We’d been asked to help out in two freshman business-English classes today, and I honestly felt it was only fitting to go. These people have been good to us, so I was glad to help. Mike, Heaven, and I went to the first class, taught by a guy named Joshua. We were put into groups and filled out sheets with questions about what we did in our free time, then interviewed people outside of our group to get their answers. Next came negotiation, wherein we (as a group) had to plan a day’s worth of activities with only 20,000円 for all of us. Not as easy as you might think, especially when train costs were part of our expenses and we had six people to the other two groups’ five.
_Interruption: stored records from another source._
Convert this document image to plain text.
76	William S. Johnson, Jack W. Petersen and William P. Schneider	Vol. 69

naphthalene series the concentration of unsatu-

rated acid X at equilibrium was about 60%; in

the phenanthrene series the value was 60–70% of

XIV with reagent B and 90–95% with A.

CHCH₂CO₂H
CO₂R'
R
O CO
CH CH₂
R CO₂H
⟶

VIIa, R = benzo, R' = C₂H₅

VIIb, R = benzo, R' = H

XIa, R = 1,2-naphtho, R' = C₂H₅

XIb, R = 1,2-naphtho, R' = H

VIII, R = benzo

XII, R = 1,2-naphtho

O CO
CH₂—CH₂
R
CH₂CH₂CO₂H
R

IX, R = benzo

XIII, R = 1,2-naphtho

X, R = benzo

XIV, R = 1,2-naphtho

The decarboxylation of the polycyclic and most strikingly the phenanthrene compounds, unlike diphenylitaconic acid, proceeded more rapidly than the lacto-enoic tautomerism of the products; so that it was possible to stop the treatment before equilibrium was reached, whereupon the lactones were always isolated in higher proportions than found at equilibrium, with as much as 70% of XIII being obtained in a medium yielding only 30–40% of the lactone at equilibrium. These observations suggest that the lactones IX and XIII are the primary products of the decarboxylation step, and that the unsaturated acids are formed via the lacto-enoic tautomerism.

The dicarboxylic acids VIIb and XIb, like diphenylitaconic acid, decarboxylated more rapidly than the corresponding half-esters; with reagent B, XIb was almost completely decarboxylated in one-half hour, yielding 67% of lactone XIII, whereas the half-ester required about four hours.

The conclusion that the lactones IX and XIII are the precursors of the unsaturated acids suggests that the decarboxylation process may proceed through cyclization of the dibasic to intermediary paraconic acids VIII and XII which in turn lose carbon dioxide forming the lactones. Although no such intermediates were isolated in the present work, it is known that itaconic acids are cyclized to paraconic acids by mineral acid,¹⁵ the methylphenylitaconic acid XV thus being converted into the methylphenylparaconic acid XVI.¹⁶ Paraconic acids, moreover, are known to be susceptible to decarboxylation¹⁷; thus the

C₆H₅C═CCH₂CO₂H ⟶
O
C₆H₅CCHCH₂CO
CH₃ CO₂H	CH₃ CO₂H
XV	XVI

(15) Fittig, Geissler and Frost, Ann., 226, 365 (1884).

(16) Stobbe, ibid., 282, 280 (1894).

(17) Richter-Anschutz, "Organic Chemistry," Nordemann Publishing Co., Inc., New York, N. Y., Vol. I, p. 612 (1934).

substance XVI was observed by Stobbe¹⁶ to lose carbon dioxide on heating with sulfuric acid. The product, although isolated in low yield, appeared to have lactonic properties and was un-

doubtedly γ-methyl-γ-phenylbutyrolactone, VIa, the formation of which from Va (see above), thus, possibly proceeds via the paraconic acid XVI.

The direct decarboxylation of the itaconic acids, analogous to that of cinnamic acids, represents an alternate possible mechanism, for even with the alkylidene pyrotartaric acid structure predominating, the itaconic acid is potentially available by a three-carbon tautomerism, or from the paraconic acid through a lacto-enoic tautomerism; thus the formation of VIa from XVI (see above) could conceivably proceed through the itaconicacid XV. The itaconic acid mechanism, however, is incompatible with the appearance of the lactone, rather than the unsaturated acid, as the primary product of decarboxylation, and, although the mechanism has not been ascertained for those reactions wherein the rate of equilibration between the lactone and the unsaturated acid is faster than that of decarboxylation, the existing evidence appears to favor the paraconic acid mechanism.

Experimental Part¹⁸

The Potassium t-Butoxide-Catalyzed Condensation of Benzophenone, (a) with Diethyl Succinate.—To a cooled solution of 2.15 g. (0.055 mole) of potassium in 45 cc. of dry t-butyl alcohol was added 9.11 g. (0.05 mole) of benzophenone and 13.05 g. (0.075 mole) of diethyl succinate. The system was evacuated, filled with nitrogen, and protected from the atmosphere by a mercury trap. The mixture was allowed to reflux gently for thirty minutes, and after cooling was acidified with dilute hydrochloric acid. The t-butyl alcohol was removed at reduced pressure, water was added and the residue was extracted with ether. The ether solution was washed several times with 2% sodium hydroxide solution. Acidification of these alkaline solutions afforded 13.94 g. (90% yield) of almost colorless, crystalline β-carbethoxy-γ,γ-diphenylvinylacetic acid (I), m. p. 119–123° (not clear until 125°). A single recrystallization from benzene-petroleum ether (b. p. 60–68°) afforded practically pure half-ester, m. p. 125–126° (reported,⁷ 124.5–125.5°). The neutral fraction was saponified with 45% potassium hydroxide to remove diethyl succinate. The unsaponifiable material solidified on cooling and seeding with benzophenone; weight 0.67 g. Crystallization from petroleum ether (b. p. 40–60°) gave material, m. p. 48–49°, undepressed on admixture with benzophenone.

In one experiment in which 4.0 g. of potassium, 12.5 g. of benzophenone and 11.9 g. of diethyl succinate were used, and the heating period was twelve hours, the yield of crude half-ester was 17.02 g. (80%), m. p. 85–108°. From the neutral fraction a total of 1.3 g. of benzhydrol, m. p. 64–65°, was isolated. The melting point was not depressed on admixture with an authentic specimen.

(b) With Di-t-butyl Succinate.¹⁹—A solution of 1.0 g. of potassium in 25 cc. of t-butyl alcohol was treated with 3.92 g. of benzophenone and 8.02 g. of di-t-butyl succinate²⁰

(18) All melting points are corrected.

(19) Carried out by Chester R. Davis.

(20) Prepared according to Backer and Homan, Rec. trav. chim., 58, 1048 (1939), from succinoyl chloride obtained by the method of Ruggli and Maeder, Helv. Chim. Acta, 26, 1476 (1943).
The next class was with the woman who’d invited us originally, and her teaching style was much less orthodox. Warren joined us then, so we were four. In groups, we spoke about 和製英語 (Japanese-created English) and how different it was from regular English (or, in some cases, the French or German they borrowed it from). After was a discussion of topics with cultural differences, like pizza toppings (they like corn, potatoes, and mayonnaise) or dental visits (they only go if there’s a problem). Both classes were a lot of fun, and the people who chose not to go really missed out (not to mention the lack of respect shown to the university’s minor request).

It was late enough when we got back that we didn’t feel like going anywhere. Heaven had split off to go to dinner with two e-Cube friends (the e-Cube being an English-only hangout on campus), while the remaining three of us sat around and talked for a while, then fell to review of our Japanese material so far. Mike and Warren are really picking things up quickly, which will serve them well in coming semesters (though it might also make the lessons a bit dull).

The last part of my night was a call to my friend Nobu in Yokohama. The hotel pay phone isn’t the greatest, and it’s not cheap, but I had no other choice, really. He remained firm in his decision not to come to meet me if another of my Japanese friends is there, and until I know the itinerary for our time in Tokyo, I can’t offer him another option for time and place. Frustrating, but I don’t have much choice.

One of the hotel employees, a Korean girl named Jin, complimented my Japanese as I went to get more change for my phone call — she’d heard some of what I was saying in the echoing lobby. She explained that she also had difficulty with Japanese when she was learning it to come live and work in Japan. It meant a lot to me in retrospect, since she wasn’t a native speaker, and understood what it was like to learn from the outside.

Looking back on the day, it was mostly fun, but there was some minor irritation as well. I’m hoping the weekend is crap-free.